The rest of the article explains why the typical law school exam is flawed and goes on to denounce the MPRE and the multistate bar exam. Great stuff.

Posted March 20, 2005 12:23 PM | 2L law school


"I have suggested a nationwide conference on the subject. Let’s make it in Spring ‘06, about this time next year, maybe during the Cherry Blossom Festival here in DC so that can be an added incentive for people to come."

Hosting it at GW would have the added benefit of prodding whoever the new dean is.

Posted by: luminous at March 20, 2005 01:50 PM

i'm there. and i'm happy to talk about northeastern. are we inviting law school deans and other administrators that think about this issue every day?

Posted by: monica at March 20, 2005 02:12 PM

What they really need to do is focus on more practical experience, such as legal clinics. (Notice a theme in my comments?) Honestly, the impact of two criminal clinics was so profound that I recommend that everyone do it. There is such a vast difference between what we study in law school and what we actually end up doing in the profession that there certainly needs to be a realignment.

As for aligning legal education with the needs of firms, yeah, let's teach everyone document review and how to second chair. That's money well-spent.

Posted by: Three Generations at March 20, 2005 07:26 PM

forget clinics - do co-ops! four full-time internships that last for 3 months. it's awesome!

Posted by: monica at March 20, 2005 11:00 PM

I'm starting to get very interested in the history of legal education, and it sounds like y'all are proposing a return to the apprentice system. This ties in to the observation/critique that law school is how it is because the profession wants to keep the barrier to entry high.
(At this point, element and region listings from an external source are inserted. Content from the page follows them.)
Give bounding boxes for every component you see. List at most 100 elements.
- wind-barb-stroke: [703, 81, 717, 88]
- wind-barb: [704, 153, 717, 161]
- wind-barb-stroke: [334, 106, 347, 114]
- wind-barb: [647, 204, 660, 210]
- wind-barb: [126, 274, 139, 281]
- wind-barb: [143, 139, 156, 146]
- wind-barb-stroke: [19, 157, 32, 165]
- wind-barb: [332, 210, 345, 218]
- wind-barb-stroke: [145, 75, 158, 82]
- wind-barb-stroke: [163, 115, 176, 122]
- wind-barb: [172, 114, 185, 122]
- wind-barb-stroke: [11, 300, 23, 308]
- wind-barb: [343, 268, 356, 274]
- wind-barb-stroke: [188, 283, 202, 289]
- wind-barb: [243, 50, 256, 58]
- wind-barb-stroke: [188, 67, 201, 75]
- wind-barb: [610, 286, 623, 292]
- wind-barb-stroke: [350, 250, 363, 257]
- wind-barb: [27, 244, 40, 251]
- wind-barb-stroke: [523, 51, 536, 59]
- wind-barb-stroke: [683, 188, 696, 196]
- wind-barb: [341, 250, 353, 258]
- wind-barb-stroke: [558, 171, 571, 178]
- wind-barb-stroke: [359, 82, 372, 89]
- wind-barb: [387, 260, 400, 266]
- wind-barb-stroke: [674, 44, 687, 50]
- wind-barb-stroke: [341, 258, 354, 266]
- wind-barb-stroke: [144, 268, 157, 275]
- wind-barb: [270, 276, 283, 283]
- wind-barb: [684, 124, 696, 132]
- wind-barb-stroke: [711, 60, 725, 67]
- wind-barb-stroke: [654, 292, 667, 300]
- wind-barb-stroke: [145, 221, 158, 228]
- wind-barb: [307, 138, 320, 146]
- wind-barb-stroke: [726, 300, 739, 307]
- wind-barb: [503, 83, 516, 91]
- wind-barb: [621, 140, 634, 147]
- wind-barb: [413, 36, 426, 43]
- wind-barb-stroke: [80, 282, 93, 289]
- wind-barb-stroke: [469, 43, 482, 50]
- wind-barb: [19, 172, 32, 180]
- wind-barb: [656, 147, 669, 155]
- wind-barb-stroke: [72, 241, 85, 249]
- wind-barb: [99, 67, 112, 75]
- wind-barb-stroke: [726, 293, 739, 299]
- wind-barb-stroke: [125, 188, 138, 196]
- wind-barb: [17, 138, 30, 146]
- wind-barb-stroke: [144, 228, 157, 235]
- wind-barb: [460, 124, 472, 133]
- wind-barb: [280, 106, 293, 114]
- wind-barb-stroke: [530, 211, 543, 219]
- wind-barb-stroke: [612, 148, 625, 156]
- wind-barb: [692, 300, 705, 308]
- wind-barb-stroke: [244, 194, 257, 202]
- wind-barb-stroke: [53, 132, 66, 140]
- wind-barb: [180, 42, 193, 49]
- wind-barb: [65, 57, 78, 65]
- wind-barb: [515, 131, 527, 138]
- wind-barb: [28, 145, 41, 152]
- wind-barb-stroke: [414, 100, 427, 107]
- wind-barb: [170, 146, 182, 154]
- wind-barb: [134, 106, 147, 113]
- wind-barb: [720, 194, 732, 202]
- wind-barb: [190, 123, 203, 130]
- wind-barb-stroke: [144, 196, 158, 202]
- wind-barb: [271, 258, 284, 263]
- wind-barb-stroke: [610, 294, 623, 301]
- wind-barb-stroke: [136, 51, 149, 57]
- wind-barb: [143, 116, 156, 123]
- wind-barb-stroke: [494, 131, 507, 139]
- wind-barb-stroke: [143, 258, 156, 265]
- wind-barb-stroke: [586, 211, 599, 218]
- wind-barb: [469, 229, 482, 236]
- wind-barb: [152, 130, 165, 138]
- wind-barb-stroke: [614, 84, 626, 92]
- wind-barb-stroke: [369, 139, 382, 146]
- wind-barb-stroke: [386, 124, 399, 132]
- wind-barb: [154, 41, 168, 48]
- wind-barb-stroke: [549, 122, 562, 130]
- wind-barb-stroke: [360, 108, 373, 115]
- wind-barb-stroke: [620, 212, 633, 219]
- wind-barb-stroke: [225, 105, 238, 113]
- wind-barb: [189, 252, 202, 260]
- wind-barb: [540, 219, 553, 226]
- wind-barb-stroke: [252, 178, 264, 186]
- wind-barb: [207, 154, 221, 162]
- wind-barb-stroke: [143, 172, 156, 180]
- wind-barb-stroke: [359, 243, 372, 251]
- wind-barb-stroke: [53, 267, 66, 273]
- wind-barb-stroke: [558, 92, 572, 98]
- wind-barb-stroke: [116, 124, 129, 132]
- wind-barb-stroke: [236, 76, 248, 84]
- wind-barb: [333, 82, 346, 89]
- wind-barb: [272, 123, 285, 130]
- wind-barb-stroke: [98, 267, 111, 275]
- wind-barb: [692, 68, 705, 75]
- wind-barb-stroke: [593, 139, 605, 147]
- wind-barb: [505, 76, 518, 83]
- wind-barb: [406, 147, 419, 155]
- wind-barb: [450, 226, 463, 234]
For my purposes, the grad-school model of law school is much preferable, at least at this stage of my education. I just enjoy building up this big, complex structure that can explain all the little thoughts running around in my head, but the reason I'm here and not in a Ph.D. program is that there are elements of immediacy and practicality in the study of law that aren't present in linguistics or sociology or philosophy.

The motivations behind law school reform are manifold. However, there is common ground in that pretty much everyone feels that the standard curriculum has frozen and, though it has certainly evolved, the standard curriculum still reifies the old doctrine and almost all lawyers take it as the baseline for their legal educations.

There can be different kinds of legal education. It is a bit of myth that all lawyers do the same thing, so why not work to ease the ABA's stranglehold on how the law is taught?

Posted by: swanno at March 21, 2005 10:48 AM

"Yeah, let’s align legal education more closely with the needs of firms. That’ll be good for society. Right."

To be fair, I think she's talking about aligning legal education with the practice of law, and using firms as an example.